Which is not to detract from some interesting associations and anecdotes, as when a descendant of the Princesse de Broglie, whose portrait is in the Met, came to Schiff at the information desk and asked to see it. Schiff contemplates it with her and acknowledges her own ressentiment:

                 I want to love you, too,
but I’m too jealous
of how your opera gloves,
nonchalantly filled with
having just been to the opera, are slung
over the arm of the chair you’re leaning

on to reveal how your elongated
ungloved fingers taper
into tips so attenuated
you could pick a different
lock with each
and simultaneously enter ten different

exclusive realms of being,
unlimited by time, gravity,
birth, or money.

Fair enough. But to be staff—or staffage (OED: “subsidiary or peripheral items in a picture, esp. figures or animals in a landscape painting”)—in the temple of art, as Schiff was, is to be of a priestly caste. In his memoir of working in the antiquarian book trade, Marius Kociejowski remarks, “Scarcity and value have never intrigued me as much as the improbable directions things go.”* History is nothing if not a lesson in falls and reversals: sheer serendipity. Whose fault is it when fortunes and reputations wax and wane, one artist is forgotten and another is remembered?

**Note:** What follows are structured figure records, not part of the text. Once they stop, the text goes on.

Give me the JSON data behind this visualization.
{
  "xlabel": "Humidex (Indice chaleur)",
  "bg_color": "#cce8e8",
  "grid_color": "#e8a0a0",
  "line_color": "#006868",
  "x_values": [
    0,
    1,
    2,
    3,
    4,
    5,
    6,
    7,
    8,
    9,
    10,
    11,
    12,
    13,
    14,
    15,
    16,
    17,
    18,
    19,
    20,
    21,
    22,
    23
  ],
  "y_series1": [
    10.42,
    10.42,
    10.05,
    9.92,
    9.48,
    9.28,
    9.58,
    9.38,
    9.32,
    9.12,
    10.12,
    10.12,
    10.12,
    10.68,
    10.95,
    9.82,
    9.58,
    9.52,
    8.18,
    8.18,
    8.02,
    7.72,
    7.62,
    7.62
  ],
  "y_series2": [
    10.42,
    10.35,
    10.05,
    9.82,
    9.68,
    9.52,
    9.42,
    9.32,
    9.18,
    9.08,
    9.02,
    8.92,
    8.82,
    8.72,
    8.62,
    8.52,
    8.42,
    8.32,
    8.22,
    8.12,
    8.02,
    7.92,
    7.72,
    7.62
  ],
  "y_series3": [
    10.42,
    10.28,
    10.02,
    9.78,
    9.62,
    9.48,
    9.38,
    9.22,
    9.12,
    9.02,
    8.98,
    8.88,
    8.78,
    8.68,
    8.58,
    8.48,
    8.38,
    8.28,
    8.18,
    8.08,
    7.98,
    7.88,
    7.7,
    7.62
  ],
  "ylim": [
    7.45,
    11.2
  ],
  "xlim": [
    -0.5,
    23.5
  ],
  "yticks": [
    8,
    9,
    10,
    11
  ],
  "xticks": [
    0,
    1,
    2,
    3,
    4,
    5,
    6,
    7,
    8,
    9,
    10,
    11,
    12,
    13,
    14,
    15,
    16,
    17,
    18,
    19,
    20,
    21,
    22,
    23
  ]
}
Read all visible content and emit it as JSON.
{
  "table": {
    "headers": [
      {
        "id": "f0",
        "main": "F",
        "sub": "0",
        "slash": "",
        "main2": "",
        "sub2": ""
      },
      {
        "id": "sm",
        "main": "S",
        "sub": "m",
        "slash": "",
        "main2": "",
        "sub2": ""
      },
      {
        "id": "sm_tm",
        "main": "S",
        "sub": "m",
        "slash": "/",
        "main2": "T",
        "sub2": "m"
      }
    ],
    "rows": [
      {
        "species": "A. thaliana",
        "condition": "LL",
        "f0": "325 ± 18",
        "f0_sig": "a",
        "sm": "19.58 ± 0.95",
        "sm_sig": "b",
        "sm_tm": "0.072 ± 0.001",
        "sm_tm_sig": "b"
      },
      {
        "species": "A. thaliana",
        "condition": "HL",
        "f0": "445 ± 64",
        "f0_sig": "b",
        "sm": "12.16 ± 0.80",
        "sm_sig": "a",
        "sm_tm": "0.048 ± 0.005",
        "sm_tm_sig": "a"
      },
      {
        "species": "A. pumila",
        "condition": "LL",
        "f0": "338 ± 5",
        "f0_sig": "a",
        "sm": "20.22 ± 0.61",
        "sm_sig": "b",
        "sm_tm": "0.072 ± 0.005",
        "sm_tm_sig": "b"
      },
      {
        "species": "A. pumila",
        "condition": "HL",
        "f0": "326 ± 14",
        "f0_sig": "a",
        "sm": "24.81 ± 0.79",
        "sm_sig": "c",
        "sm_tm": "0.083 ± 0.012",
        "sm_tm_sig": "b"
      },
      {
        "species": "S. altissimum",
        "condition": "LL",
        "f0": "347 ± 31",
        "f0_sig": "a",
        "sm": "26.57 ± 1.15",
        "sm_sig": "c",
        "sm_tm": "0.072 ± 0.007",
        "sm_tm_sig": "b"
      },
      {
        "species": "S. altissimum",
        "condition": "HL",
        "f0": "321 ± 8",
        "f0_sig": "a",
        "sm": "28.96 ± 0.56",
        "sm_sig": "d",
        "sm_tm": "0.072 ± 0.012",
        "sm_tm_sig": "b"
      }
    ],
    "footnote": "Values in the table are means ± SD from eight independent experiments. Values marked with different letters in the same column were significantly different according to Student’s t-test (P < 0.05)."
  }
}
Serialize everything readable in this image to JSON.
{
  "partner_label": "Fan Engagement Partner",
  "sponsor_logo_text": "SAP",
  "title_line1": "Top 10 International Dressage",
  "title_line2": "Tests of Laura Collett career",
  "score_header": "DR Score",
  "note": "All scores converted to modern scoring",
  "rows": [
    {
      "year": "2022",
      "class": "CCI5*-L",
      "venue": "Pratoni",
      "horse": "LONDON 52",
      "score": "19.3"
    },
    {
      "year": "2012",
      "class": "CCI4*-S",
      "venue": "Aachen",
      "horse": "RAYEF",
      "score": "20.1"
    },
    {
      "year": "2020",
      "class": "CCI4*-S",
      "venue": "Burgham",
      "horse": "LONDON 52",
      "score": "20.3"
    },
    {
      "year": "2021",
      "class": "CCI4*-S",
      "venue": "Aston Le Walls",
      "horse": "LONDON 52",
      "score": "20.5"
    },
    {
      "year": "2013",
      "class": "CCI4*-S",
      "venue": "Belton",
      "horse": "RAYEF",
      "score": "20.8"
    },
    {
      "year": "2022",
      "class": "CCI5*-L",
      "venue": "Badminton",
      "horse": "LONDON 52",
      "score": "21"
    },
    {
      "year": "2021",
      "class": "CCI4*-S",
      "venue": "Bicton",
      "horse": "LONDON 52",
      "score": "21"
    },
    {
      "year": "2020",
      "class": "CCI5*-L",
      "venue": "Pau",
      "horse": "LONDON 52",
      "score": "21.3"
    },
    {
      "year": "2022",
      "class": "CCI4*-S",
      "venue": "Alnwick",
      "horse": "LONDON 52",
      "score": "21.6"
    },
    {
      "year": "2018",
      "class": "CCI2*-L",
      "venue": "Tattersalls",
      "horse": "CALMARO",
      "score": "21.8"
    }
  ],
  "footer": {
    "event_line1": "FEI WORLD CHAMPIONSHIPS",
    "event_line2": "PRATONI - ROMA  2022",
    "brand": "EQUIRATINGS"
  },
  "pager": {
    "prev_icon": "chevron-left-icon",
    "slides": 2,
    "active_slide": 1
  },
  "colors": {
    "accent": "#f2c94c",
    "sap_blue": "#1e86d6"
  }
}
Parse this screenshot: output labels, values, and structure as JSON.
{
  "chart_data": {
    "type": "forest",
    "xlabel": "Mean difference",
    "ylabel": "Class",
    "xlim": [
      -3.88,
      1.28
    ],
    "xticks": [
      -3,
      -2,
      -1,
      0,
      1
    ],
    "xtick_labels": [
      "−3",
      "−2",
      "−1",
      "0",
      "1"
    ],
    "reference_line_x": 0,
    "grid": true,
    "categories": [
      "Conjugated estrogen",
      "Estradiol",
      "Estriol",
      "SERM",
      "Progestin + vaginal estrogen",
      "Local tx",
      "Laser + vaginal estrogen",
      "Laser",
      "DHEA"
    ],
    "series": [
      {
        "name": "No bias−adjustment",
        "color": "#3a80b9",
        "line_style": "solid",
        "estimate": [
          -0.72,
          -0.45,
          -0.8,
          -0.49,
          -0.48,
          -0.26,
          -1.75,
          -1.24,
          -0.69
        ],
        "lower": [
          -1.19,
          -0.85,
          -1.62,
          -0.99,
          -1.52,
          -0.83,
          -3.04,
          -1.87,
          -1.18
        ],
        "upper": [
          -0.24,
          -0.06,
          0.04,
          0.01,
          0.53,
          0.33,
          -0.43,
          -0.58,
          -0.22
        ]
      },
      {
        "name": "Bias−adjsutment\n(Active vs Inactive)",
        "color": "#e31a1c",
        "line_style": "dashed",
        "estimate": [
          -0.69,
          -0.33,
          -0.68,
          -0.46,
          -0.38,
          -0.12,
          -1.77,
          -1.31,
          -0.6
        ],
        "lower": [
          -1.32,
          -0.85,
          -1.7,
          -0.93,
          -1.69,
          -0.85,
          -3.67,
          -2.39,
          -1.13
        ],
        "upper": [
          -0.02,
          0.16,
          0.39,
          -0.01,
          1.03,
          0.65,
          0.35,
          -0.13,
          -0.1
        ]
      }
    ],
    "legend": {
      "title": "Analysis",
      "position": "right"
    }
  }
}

Ask the wasp. There are a total of three odes to wasps—the jewel wasp, the oak gall wasp, and the cuckoo paper wasp—in Information Desk. They are all ghastly; their oblique relation to the main narrative will keep readers guessing as to their true meaning. For what it’s worth, I like to think of the wasps that Botticelli painted around the sleeping god’s head in his Venus and Mars at the National Gallery in London. The common interpretation is that it is a rebus of his patrons, the Vespuccis—from the Italian for wasp. One of the Vespuccis, Simonetta, is thought to be the model for the blond beauty who recurs in his paintings, most famously The Birth of Venus. Another, Amerigo, voyaged to the New World after Columbus and by an accident of history lent his name to America. The divagations of history, including art history, provide a fascinating portrait of ourselves as a species—but it is unknowable in its totality. We can only pick out trivia and hold them to the light, marveling.